First a baby dolphin died after being hauled from the sea for selfies by a mob in Argentina. Then we watched as a man in Florida dragged a shark onto the beach so that he could take some holiday snaps before returning it to the water. And just a couple of days later, a peacock in a Chinese zoo was literally scared to death when it was handled by a group of tourists intent on getting a picture with it.
None of these people appear to have thought about the terror that the animals were experiencing and, sadly, that's typical of many people's interactions with wild animals – they're so focused on themselves that the hell experienced by the animal doesn't cross their minds. To them, they're just a prop.
This narcissistic attitude towards animals creates an awful market for exploitation and cruelty around the world. One that shames us all – yet goes almost entirely unchallenged – is the pervasive existence of zoos, and the treatment of the animals who are born into them.
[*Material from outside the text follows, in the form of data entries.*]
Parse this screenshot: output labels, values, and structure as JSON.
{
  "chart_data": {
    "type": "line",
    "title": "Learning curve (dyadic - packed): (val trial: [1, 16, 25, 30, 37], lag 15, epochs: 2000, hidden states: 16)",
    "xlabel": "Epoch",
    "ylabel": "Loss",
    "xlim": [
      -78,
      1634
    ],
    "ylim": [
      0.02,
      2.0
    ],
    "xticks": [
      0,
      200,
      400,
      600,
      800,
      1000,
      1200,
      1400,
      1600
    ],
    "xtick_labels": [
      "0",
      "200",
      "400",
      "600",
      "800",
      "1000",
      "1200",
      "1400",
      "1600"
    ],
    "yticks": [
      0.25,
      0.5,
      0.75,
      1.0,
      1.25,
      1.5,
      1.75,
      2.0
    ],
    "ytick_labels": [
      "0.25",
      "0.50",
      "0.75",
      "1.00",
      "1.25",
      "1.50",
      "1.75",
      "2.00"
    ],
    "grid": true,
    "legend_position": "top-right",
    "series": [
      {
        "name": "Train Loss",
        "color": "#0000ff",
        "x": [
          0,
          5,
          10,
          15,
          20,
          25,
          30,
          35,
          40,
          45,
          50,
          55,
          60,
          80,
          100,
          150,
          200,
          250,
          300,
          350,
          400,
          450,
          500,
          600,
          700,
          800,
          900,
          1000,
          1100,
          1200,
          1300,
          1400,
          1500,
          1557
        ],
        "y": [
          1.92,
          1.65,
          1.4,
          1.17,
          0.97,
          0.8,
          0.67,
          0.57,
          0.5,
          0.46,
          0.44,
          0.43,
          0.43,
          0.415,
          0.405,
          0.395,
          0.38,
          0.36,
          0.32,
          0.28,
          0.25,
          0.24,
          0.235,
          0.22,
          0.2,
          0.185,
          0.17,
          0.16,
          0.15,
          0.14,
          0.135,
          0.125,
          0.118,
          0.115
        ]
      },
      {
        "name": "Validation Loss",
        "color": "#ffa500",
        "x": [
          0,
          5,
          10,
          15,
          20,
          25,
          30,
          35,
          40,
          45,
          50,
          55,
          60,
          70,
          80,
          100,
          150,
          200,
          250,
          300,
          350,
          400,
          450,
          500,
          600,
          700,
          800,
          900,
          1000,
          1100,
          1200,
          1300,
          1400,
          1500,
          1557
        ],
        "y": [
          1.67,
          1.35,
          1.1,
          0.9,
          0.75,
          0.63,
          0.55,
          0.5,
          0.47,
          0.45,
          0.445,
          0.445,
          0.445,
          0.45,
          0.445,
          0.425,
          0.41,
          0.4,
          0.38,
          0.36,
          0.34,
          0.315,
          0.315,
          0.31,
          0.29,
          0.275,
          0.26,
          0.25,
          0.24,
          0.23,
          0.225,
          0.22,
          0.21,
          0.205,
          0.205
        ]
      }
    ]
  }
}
Take the adorable baby gorilla who was born at Bristol Zoo recently – how many stopped to consider that this little creature will probably never know what freedom feels like? Since she was bred to be a high-earning living exhibit, every aspect of her life will be controlled and manipulated until the day she dies, thousands of miles from where she belongs.
Then there are the more extreme examples, such as the polar bears held captive by Russian travelling circuses, who are forced to "sing". PETA's founder has personally witnessed Russian trainers use pipes to hit bears for "misbehaving", and PETA US has rescued polar bears from a South American travelling show, where they were forced to perform in temperatures of nearly 40 degrees Celsius.
PETA and their affiliates also have video footage and photographs of circuses all over the world. Most recently this includes China, where bear cubs are trained to stand by being chained to a wall , and taught that if they try to go down on all fours, they'll be strangled.
Many cubs die before the harsh training even begins because of the stress of capture, harsh transportation conditions, food deprivation, dehydration and extremely rough handling. The survivors are often forced to endure having their nasal septum pierced with a hot needle and a rope threaded through the hole – and they perform under the constant threat of punishment by trainers yanking on that rope.
No amount of beatings can ever tame a wild animal – which means humans can, and often do, become victims of our obsession with exotic animals as well. Tigers used for tourist photos in places like Thailand are often violently beaten into submission, drugged, mutilated and restrained in an effort to make them "safe" around the public. Yet numerous incidents of tiger maulings are nevertheless reported every year when people attempt to get "up close and personal" with these large animals.
In February a Scottish tourist was trampled to death by an elephant he had been riding while on holiday in Thailand. The elephants used on these so-called "joyrides" are sorely abused, and understandably, some are ready to snap. It has been documented time and again that they are torn away from their mothers as babies; confined to tiny wooden crates; deprived of food, water and rest; and tied down and beaten mercilessly with nail-studded rods. They even have flaming sticks waved in their faces – all to prepare them for a life of servitude in one of the country's many "elephant camps".
And yet people all over the world still continue to flock to pet and fawn over animals in captivity. If you're one of these people, you may say that, in your defence, you didn't know the animals were being treated so badly. But even if this is the case, it's time to stop pleading ignorance. How many more examples of cruelty to animals – and injuries to humans – do we need before we finally recognise that animals are not our playthings?